Feb 2, 2011, 1:29 PM
This statement was made yesterday at the joint session of the Public Accounts Committee and Public Enterprises Committee (PAC/PEC) of the National Assembly, where the PSC 2013 report was presented and adopted.
In presenting the annual report, G.O. Bright, chairman of the Commission, said pro-active visionary leadership was being applied by the commission in setting transparent standards and practices which have reflected fair, just and competitive practices in the management of the commission’s resources.
“This is with a view to improving the quality of the recruits into the public service, enhancing the capability of staff and adopting change management strategies, which would strengthen performance and focus on results,” he said.
On behalf of the PSC, Chairman Bright expressed appreciation and gratitude to the Secretary General and Head of the Civil Service Office of the President, the permanent secretary and staff of the Personnel Management Office, and all permanent secretaries and heads of departments for their “support and cooperation”.

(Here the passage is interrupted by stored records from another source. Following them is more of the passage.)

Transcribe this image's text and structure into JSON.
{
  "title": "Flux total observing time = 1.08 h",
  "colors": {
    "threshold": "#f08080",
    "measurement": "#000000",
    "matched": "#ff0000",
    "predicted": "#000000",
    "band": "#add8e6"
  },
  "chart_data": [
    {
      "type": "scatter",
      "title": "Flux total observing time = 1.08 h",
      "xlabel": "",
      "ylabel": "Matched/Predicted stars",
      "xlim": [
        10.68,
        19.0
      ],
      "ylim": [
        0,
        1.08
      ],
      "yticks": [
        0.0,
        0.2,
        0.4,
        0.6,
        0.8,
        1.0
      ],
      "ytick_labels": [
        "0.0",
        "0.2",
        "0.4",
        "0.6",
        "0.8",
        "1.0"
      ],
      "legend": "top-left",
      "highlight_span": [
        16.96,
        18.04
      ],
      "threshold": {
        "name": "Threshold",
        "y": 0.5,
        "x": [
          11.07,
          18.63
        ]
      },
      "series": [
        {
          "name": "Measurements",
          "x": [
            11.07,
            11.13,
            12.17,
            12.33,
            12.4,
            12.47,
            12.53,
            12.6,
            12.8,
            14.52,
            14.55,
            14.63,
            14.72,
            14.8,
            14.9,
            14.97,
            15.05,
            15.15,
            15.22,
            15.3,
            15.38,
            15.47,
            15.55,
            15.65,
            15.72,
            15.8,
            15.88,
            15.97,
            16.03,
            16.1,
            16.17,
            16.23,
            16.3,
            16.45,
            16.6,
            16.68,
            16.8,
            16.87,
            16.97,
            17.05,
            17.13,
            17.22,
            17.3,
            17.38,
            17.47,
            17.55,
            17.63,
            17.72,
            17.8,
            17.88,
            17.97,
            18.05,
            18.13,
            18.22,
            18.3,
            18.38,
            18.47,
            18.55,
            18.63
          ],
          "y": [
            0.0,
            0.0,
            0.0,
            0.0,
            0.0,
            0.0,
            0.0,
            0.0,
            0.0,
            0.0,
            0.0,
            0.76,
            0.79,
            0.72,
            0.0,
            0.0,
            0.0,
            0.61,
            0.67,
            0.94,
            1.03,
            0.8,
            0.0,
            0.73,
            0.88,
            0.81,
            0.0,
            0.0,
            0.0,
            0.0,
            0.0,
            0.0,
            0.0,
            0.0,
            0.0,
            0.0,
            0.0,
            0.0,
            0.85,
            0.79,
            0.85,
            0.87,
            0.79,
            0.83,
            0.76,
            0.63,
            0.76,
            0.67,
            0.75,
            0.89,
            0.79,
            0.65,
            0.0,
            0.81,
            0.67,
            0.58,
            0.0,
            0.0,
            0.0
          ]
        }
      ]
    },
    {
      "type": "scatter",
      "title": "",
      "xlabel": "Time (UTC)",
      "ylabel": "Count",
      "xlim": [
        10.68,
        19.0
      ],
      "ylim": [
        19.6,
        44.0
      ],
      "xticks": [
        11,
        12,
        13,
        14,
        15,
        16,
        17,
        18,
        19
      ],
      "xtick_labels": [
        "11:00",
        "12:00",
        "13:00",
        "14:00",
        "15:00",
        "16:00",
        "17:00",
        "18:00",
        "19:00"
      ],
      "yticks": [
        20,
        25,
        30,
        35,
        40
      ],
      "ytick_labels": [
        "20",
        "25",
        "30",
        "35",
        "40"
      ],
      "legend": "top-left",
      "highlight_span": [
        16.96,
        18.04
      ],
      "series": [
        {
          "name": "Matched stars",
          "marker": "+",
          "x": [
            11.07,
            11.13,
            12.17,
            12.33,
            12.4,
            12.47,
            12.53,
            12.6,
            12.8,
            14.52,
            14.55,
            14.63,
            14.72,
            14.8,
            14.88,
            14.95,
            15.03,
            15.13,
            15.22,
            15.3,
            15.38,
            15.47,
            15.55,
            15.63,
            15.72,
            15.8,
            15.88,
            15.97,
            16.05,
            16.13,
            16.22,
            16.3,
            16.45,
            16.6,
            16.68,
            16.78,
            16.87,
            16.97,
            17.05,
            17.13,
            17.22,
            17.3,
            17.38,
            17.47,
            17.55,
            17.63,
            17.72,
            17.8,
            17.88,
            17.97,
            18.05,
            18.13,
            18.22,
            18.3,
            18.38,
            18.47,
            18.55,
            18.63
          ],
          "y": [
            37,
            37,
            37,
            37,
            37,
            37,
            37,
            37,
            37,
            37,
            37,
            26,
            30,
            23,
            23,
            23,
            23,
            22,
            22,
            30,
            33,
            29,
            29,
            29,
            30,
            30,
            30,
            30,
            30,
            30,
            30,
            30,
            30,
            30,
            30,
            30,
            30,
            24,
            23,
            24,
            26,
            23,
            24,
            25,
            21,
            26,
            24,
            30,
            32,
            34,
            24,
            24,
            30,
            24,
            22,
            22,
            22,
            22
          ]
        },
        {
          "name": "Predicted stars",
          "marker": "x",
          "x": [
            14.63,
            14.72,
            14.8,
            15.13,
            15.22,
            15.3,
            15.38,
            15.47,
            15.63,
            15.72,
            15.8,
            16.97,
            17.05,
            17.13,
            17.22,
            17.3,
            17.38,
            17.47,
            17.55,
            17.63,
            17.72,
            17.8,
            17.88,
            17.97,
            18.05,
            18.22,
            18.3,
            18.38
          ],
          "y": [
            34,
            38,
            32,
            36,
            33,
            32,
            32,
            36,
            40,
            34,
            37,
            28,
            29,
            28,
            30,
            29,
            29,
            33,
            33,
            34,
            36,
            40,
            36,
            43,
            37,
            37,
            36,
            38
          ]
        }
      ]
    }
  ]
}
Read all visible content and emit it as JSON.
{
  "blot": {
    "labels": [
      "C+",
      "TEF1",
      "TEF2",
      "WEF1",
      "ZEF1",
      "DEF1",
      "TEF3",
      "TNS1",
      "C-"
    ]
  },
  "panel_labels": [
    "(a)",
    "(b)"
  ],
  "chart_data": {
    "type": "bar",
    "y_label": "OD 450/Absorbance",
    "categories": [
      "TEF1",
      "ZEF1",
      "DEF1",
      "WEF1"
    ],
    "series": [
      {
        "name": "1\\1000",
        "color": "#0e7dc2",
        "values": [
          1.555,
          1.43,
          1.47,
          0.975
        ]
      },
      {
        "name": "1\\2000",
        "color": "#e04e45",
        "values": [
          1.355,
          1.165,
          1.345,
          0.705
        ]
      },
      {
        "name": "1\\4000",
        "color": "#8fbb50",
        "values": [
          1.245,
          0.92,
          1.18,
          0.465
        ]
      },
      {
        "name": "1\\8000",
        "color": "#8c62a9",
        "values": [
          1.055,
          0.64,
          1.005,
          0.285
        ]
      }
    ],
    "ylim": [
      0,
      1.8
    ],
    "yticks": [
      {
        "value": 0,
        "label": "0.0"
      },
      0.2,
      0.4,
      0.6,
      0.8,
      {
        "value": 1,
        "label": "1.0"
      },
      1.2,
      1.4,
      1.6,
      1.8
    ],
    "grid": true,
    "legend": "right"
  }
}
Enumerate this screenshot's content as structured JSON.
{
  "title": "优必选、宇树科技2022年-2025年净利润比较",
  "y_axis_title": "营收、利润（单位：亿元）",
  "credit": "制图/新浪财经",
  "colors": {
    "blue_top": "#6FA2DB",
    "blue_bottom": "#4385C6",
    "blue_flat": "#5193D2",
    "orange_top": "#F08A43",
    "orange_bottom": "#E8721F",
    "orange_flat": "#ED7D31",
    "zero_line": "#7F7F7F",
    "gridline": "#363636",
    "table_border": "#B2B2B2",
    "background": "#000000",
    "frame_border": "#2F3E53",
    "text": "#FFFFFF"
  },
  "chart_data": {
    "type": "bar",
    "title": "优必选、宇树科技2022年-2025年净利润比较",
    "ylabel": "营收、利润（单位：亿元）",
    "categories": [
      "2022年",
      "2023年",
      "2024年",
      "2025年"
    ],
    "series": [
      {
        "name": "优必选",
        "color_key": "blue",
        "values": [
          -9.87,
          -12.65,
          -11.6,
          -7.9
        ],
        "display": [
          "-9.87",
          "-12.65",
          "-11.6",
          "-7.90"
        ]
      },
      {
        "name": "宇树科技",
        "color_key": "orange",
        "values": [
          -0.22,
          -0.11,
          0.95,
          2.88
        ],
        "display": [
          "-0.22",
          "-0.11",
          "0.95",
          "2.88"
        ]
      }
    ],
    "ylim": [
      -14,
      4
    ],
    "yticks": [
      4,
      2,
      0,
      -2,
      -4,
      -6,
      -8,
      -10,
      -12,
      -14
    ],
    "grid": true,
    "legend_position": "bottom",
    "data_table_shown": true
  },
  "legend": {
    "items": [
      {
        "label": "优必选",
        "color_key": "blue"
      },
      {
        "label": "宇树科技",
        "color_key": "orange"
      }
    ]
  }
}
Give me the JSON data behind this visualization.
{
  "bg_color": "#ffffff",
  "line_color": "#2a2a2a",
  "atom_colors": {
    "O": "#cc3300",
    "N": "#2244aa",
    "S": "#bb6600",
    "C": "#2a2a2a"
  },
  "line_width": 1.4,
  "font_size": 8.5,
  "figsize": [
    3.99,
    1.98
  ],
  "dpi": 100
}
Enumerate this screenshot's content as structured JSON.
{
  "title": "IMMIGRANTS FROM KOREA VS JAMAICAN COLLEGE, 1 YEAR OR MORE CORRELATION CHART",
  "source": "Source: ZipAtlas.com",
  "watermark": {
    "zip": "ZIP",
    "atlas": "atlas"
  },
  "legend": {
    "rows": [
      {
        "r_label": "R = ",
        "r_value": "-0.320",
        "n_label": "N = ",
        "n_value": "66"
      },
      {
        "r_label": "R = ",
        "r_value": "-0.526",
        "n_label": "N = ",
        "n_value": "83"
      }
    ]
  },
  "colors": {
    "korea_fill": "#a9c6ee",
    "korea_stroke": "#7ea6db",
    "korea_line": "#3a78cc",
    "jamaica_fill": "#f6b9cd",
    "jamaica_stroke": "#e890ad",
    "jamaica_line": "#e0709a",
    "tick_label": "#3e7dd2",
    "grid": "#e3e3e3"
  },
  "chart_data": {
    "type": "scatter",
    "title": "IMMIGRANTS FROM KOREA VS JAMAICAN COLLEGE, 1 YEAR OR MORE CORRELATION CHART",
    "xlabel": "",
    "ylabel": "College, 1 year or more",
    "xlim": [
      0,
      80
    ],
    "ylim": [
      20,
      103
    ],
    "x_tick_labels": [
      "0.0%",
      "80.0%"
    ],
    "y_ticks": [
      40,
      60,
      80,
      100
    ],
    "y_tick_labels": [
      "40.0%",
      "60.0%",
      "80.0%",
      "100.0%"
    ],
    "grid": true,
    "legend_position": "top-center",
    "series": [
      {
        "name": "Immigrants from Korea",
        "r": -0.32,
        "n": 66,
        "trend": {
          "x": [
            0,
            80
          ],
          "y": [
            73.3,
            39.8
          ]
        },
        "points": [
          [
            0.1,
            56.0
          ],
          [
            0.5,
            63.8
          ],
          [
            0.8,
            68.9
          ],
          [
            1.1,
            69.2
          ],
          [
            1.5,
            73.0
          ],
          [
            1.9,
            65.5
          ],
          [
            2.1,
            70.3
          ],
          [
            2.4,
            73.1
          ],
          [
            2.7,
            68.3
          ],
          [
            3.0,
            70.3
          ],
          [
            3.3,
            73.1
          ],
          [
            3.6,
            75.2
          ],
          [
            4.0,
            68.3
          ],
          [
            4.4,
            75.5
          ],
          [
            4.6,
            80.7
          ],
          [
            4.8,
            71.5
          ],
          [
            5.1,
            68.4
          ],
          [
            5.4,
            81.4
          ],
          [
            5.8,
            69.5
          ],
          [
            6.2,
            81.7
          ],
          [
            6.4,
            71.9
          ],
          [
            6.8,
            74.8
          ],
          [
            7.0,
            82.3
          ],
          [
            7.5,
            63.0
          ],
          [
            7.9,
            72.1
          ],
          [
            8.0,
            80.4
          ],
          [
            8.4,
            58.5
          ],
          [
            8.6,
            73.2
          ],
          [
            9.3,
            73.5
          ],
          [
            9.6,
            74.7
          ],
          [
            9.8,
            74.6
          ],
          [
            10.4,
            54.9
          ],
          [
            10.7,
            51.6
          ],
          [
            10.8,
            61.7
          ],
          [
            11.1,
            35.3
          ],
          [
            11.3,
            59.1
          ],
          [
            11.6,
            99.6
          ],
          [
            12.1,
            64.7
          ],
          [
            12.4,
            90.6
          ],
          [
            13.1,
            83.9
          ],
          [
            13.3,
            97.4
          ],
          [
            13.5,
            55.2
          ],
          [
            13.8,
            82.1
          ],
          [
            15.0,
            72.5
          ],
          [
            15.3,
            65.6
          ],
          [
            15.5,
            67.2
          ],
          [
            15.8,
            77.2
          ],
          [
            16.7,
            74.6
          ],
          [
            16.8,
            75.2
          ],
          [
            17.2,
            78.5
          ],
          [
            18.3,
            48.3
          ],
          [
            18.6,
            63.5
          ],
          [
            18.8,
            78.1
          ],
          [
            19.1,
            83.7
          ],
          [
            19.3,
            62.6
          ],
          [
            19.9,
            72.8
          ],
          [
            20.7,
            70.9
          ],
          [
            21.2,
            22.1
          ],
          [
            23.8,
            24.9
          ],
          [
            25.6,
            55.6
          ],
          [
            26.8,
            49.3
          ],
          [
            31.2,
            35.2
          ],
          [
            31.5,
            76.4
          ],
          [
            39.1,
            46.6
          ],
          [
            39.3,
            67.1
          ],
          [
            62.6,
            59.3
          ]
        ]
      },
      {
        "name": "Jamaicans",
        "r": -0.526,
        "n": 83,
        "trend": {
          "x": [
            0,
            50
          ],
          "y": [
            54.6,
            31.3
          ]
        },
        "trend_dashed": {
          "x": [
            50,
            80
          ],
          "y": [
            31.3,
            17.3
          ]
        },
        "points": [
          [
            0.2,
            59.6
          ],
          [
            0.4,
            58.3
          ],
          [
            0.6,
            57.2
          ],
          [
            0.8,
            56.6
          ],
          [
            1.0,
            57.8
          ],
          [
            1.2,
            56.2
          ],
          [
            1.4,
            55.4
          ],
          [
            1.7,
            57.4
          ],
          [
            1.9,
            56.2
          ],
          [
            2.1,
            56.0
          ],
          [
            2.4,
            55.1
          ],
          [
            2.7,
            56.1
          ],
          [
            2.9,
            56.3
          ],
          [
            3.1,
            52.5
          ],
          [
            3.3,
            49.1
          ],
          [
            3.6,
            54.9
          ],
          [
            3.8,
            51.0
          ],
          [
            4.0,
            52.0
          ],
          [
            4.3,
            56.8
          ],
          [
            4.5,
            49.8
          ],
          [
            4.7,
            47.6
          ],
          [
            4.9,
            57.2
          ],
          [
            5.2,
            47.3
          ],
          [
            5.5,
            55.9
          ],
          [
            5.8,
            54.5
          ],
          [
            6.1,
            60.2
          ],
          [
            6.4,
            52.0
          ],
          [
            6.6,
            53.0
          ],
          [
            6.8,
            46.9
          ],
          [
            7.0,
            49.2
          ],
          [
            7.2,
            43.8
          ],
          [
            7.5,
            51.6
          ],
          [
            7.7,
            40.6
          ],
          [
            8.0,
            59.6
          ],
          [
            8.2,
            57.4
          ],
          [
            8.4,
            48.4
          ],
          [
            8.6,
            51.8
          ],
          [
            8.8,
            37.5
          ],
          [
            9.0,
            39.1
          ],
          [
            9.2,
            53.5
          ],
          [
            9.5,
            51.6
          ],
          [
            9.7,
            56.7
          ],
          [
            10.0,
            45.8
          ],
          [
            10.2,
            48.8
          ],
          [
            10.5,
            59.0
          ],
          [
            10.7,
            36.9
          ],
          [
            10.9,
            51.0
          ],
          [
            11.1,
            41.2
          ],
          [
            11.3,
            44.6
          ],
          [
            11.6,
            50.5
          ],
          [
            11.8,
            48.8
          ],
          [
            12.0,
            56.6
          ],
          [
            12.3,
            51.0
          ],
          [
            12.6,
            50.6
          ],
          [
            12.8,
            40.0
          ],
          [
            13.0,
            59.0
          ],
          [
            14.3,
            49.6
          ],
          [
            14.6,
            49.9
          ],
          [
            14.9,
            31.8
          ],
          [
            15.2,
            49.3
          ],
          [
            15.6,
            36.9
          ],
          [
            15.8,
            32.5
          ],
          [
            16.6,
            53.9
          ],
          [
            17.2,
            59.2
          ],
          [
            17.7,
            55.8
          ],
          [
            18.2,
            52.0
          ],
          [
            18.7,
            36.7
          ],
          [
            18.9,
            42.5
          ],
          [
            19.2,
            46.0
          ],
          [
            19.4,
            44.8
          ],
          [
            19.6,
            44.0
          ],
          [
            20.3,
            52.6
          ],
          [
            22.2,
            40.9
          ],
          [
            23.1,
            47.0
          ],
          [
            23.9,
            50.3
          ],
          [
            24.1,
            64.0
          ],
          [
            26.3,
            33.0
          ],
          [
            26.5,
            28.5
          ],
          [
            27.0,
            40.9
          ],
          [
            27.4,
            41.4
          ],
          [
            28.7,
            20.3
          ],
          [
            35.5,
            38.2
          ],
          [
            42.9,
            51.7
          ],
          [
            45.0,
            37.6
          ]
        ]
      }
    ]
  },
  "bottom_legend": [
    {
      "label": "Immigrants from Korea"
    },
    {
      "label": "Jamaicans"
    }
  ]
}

The Commission’s responsibility to oversee the civil service is being enhanced by the Commission’s constant effort at promoting a more effective public service delivery by helping to provide the required human resource in the most effective manner, the PSC chairman said.
He added that they would continue to maintain their core value of meritocracy, integrity, confidentiality, fairness, transparency, accountability, and equity.
The adopted report, which covers the activities of the Commission from January 2013 to December 2013, provided among others the mission and vision of the commission, an insight into the operations and activities and the legislative mandate of the commission.
“The vision of the Commission is to meet the national development goals by making optimal use of the diversity of competencies, skills and qualifications that are available in the country in general and the civil service in particular,” Chairman Bright said.
He added that the commission accordingly scrutinises and evaluates a range of educational qualifications and professional experience before filling the many vacant positions that exist in the civil service.